I thought I was making a wider point about the sort of comment where people dive headfirst into a comment thread with complaints about how the solution doesn't work for them because of XYZ, when the author may never have inteded their solution to be universal in the first place.
I have serious doubts that idle complaining on the internet moves the needle too much. What works instead is voting with feet/dollars. In this instance, it's the mass of people who actually HAVE jumped ship that are causing whatsapp to pause, not the ones saying they can't quit, however justified their reasoning.
So I both agree and disagree. On one hand, yes, one person voting with feet/dollars has a relatively large impact compared to one person raising a complaint. But if we look at the entire ecology of users, the story is different.

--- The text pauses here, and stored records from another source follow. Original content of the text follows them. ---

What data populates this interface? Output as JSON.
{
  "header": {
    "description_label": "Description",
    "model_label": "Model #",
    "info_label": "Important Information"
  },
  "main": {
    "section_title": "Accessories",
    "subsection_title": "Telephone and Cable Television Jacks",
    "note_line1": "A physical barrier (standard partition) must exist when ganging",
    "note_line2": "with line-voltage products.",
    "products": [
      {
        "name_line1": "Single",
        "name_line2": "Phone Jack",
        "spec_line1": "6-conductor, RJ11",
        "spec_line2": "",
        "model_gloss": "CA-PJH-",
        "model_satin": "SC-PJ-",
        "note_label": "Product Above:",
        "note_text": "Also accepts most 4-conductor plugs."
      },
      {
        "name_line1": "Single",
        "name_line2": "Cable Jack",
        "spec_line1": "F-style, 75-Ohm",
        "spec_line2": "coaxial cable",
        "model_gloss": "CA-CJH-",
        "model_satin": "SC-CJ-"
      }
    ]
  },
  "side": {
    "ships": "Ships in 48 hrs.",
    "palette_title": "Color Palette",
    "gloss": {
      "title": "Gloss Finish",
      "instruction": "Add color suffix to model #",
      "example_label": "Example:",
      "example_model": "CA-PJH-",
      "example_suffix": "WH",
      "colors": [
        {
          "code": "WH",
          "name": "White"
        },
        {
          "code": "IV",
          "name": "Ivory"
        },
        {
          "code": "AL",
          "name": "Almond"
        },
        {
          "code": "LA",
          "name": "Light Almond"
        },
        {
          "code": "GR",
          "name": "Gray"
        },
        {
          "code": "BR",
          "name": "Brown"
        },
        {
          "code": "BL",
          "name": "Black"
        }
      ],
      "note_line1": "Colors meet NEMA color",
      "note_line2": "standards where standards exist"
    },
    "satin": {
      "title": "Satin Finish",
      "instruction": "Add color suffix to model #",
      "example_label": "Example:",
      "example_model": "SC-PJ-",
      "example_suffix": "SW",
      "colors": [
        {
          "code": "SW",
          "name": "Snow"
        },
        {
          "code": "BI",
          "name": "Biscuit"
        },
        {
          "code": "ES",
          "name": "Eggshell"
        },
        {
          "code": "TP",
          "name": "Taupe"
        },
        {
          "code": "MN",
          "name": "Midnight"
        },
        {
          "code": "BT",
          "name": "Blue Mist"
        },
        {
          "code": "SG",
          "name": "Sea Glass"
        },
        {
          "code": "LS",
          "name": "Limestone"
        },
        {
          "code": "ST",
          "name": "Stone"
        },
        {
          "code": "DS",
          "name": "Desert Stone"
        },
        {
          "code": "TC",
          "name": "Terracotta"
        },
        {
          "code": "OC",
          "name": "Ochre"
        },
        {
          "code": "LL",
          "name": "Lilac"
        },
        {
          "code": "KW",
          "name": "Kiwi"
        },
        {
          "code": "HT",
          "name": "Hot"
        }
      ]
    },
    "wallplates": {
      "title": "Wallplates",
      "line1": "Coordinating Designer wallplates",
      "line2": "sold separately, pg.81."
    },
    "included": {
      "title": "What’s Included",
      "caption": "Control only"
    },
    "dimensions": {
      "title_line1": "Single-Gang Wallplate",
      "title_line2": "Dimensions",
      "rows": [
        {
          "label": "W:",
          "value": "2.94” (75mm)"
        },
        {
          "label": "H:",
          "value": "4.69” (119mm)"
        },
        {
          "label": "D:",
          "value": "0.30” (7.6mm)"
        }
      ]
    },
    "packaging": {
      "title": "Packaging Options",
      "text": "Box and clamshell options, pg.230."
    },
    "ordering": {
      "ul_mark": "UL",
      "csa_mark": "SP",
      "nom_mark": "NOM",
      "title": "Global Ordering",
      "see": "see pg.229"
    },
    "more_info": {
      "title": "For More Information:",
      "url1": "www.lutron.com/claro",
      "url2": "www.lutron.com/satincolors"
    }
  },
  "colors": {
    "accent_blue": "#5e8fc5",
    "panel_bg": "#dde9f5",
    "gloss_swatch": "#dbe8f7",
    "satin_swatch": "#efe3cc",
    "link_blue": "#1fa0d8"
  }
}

Many of the people who end up voting with their feet do so after being exposed to people raising complaints. And on the flip side, people who see their friends voting with their feet may then seek out the explanations and complaints leading to that action.
Just uninstalling an app is very low information density as a signal. It doesn't provide any reason why, it's just a single bit. It's value is more as an action rather than a statement.
I think the ideal is somewhere in between, and we need both concrete action (voting with your feet) as well as public discourse (raising complaints). The former without the latter is inscrutable, the latter without the former is toothless.
I have serious doubts that idle complaining on the internet moves the needle too much. What works instead is voting with feet/dollars. In this instance, it's the mass of people who actually HAVE jumped ship that are causing whatsapp to pause, not the ones saying they can't quit, however justified their reasoning.